Bandung , November 2009

Rizki A. Zaelani
Kurator 


ENDNOTES:
  1. 1. Brian Wallis, “What’s Wrong With This Pictures? An Introduction”,  Brian Wallis, ed. ART AFTER MODERNISM: Rethinking Representation (New York – Boston: The New Museum of Contemporary Art – David R. Godine, Publisher, Inc, 1988), hlm. xv.

  1. 2. Ernst H.J Gombrich, Art and Illusion: A Study in the psychology of Pictorial Representation (1960); (Oxford: Phaidon, 1980), hlm.27

  1. 3. W.J.T Mitchell, “The Pictorial Turn”, dalam PICTURE THEORY, Essays on Verbal and Visual Representation (Chicago & London: The University of Chicago Press, 1994), hlm.6.

  1. 4. Lht. Pam Meecham & Julie Sheldon, “Retreat From Urban” dalam Modern Art: A Critical Introduction (London- New York: Routledge, 2000), hlm. 61-62

  1. 5. Lht.
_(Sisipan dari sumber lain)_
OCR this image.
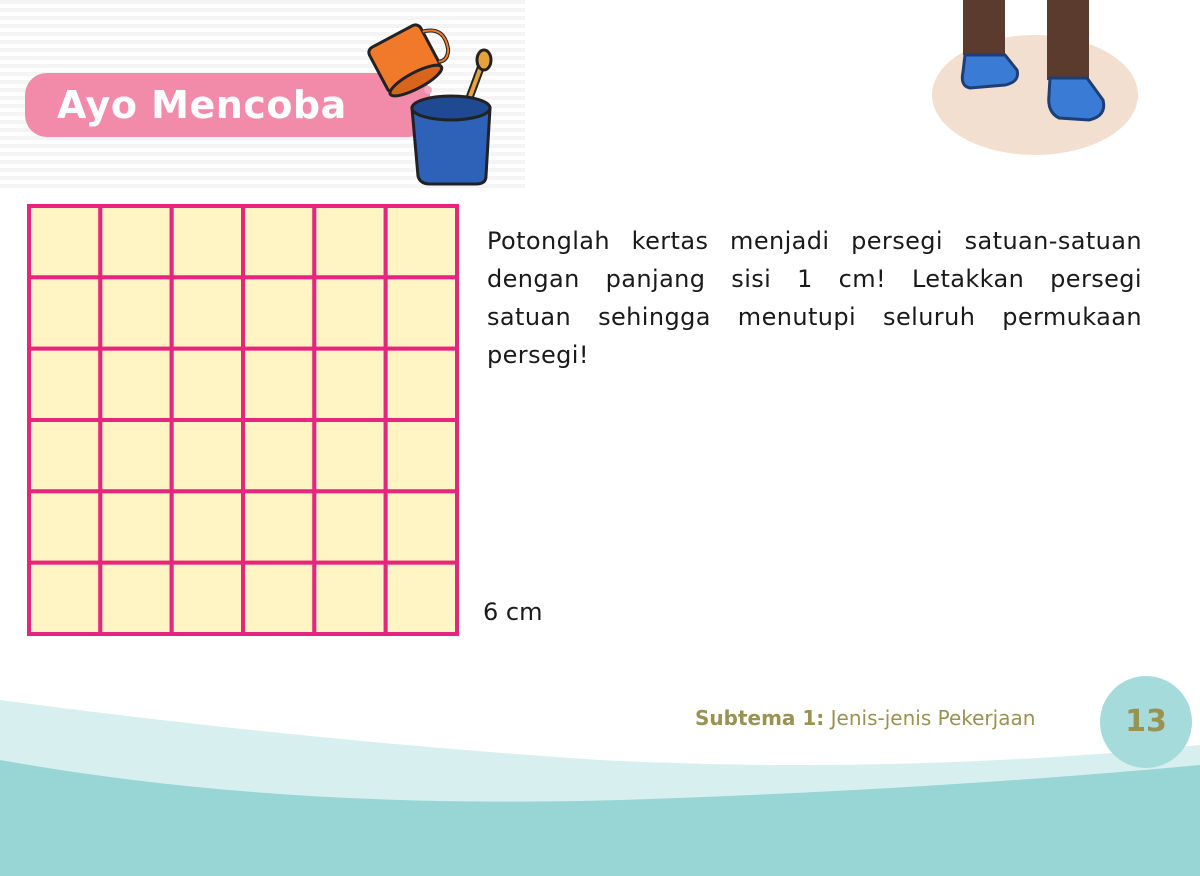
Ayo Mencoba
Potonglah kertas menjadi persegi satuan-satuan dengan panjang sisi 1 cm! Letakkan persegi satuan sehingga menutupi seluruh permukaan persegi!
6 cm
Subtema 1: Jenis-jenis Pekerjaan	13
Susanne K. Langer, Feeling and Form (New York: Scibner, 1953), hlm. 27, 52.

  1. 6. Ibid.

  1. 7. Geeta Kapur, “CONTEMPORARY CULTURAL PRACTICE: Some Polemical Categories”, dalam  Rasheed Araeen, Sean Cubitt, Ziauddin Sardar, ed, THE THIRD TEXT READER on Art, Culture and Theory (London – New York: Continuum, 2002), hlm. 15

  1. 8. Tim O’Sullivan, John Hartley, Danny Saunders, Martin Montgomery & John Fiske, Key Concepts in Communication and Cultural Studies (London: Routledge, 1994), hal. 73.